I have actually had a blog since the 90's when they weren't called blogs. It was a place on Yahoo's geocities where I kept my family and friends up to date on my life abroad. I had started it when I was studying and living in the U.S.A. I believe my last entry there was in 2005. Geocities was discontinued some time after that. Since then I have occasionally toyed with the idea of starting a blog but thought that no one would be interested. Well according to at least two of my Facebook friends people are interested. So here goes.
I became "lost" in Finland because of my husband who is Finnish, which is one of the two main reasons foreigners end up in Finland. Foreigners get lost here either due to studying in Finland (university and trade schools are free) or because of a significant other. As wonderful as I now find Finland there honestly aren't too many reasons for foreigners to want to move here. The winter is a major deterrent, but more on that another time. When I first came here we were not married - which was a bit worrisome to my Grandmother. Finland is so progressive and liberal that I was considered a common-law spouse due to the fact that we had lived together for a minimum of two years and I was granted residence status because of it. I had met my now-husband while studying at a small Liberal Arts College in the US. There was not much more to do besides study, sports, drink and drugs in the small college town. I never did the last on the list but apparently a lot of the townsfolk's teenage children did.
Anyway we met in August 1997 - my husband and I - and became friends. At first I was told by the college to come in September to start orientation with the American students. Then they realized I was an international student and asked me to come two weeks earlier with all the other international students which included my husband. He was from the college's Budapest, Hungary campus. It was good luck that I was sent a second letter asking me to come earlier as I am not sure if we would have become friends otherwise. Because I spent those first two weeks with the international students I ended up socialising mostly with the international students all through my college years. In the spring of 1998 we started to "go steady" and that was the beginning of my journey to Finland.

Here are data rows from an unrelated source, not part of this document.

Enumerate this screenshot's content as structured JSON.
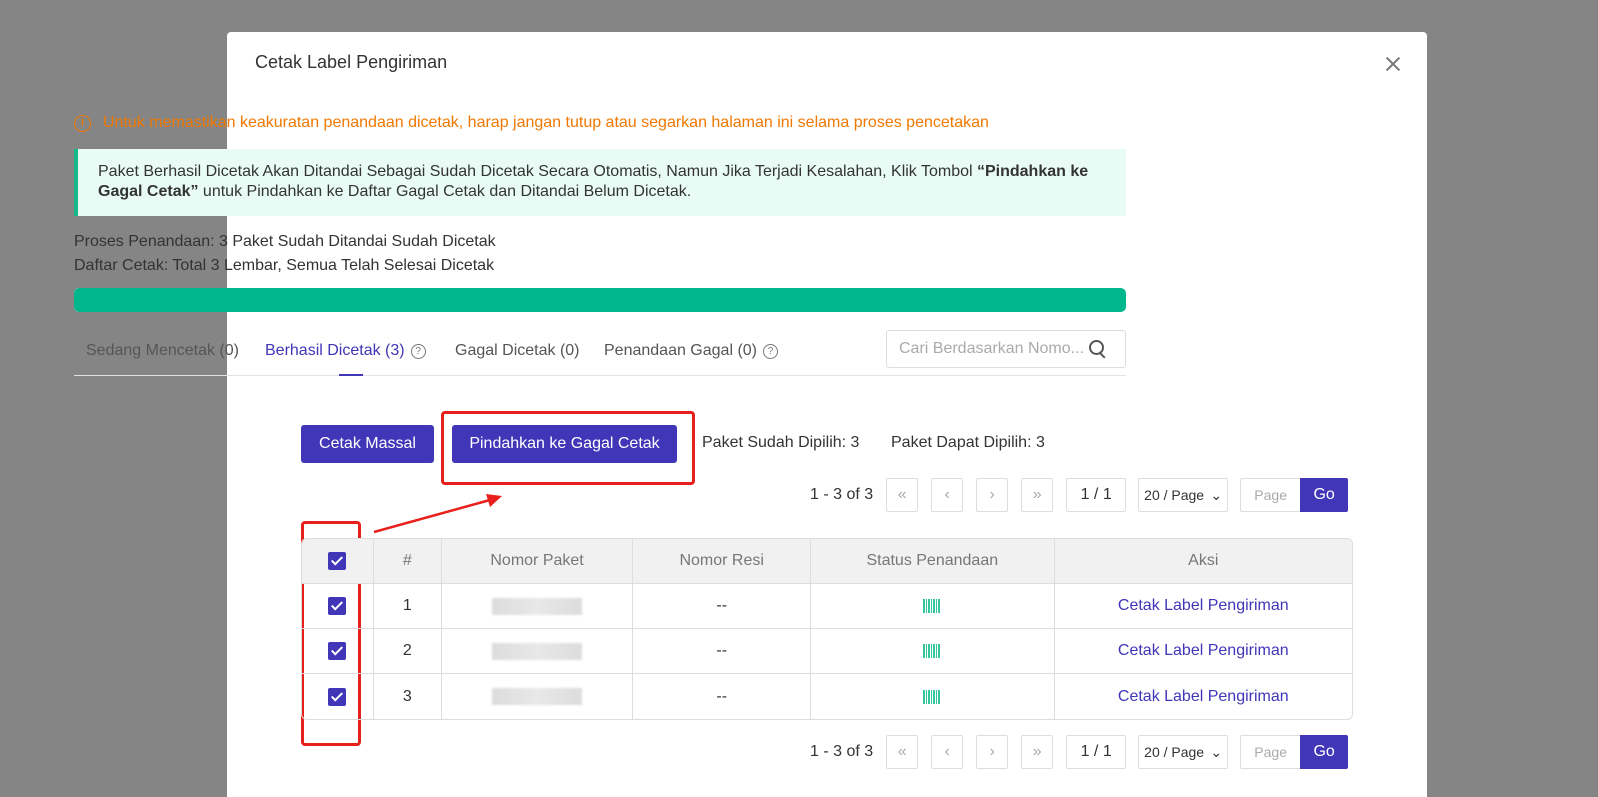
{
  "modal": {
    "title": "Cetak Label Pengiriman",
    "warning": "Untuk memastikan keakuratan penandaan dicetak, harap jangan tutup atau segarkan halaman ini selama proses pencetakan",
    "info_text_1": "Paket Berhasil Dicetak Akan Ditandai Sebagai Sudah Dicetak Secara Otomatis, Namun Jika Terjadi Kesalahan, Klik Tombol ",
    "info_bold": "“Pindahkan ke Gagal Cetak”",
    "info_text_2": " untuk Pindahkan ke Daftar Gagal Cetak dan Ditandai Belum Dicetak.",
    "status_line_1": "Proses Penandaan: 3 Paket Sudah Ditandai Sudah Dicetak",
    "status_line_2": "Daftar Cetak: Total 3 Lembar, Semua Telah Selesai Dicetak",
    "progress_percent": 100,
    "colors": {
      "accent": "#4135b8",
      "progress": "#00b78c",
      "warning": "#f07800",
      "highlight": "#e8201c"
    }
  },
  "tabs": [
    {
      "label": "Sedang Mencetak (0)"
    },
    {
      "label": "Berhasil Dicetak (3)",
      "active": true,
      "help": "?"
    },
    {
      "label": "Gagal Dicetak (0)"
    },
    {
      "label": "Penandaan Gagal (0)",
      "help": "?"
    }
  ],
  "search": {
    "placeholder": "Cari Berdasarkan Nomo..."
  },
  "actions": {
    "bulk_print": "Cetak Massal",
    "move_to_failed": "Pindahkan ke Gagal Cetak",
    "selected": "Paket Sudah Dipilih: 3",
    "selectable": "Paket Dapat Dipilih: 3"
  },
  "pagination": {
    "range": "1 - 3 of 3",
    "page": "1 / 1",
    "page_size": "20 / Page",
    "page_placeholder": "Page",
    "go": "Go"
  },
  "table": {
    "headers": [
      "#",
      "Nomor Paket",
      "Nomor Resi",
      "Status Penandaan",
      "Aksi"
    ],
    "rows": [
      {
        "no": "1",
        "resi": "--",
        "action": "Cetak Label Pengiriman"
      },
      {
        "no": "2",
        "resi": "--",
        "action": "Cetak Label Pengiriman"
      },
      {
        "no": "3",
        "resi": "--",
        "action": "Cetak Label Pengiriman"
      }
    ]
  }
}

We were young and looking to experience all that college life offered so our relationship was a bit weak until the last two years or so of my stay in college. At that time my husband had already been studying in the USA for two years and working for two years. Because we still were not sure how strong our bonds were and whether we really wanted to be together for life we agreed that he would go back to Finland for a year to do his mandatory army service while I stayed in the US to do on-the-job training. We agreed to see other people, explore our options and then see where our relationship was at the end of that year.
I think that decision was the best I ever made because at the end of that year, after calling each other almost every day no matter who we had dated, we realized that there was no one else we would rather be with. So it made it so much easier for me to decide to move to Finland when he said he wanted to stay in his home country and not go back to the US. Deciding to move to Finland instead of insisting that he come back to the US was simple for me. Firstly, September 11th happened while I was still in the US so I was rethinking how safe it was to continue living there. Secondly, I didn't have any friends because all my friends were foreigners and had either gone back home or moved to New York where the opportunities are more abundant. And most importantly I had realized how in love I was. It took a year apart for me to realize that I would never find anyone as wonderful as he was.
I had never visited Finland and didn't even consider visiting before I moved. I came merely on the basis of my husband's and friend's information about the country (there was one other Finnish student at our college who is still one of my best friends here in Finland). Now when I look back I think "What was I thinking to move to a country with no prior personal experience of it?!" I would recommend to any one else thinking of moving to another country to visit before moving. I only started to become frightened the day I left Washington DC on a plane to Helsinki. My husband still remembers how scared I looked when I landed. But luckily for me I made lots of friends through my husband, work and my university studies. Also, I found a job quite quickly and easily after moving to Finland. So everything worked out well for me and I am still here.
I have adjusted well. I have both Finnish and international friends. I can speak Finnish, all be it with lots of grammatical errors. I love the sauna, koskenkorva (Finnish liquor) and cross country skiing. Everyone in the neighbourhood stops to talk to me as I am the only black person they see cross country skiing in our neighbourhood. As of 2009 I became a Finnish citizen. I consider myself Trinidadian but also Finnish. And yes I put my baby to sleep outside in her baby carriage even in the winter, but that's another story for another time.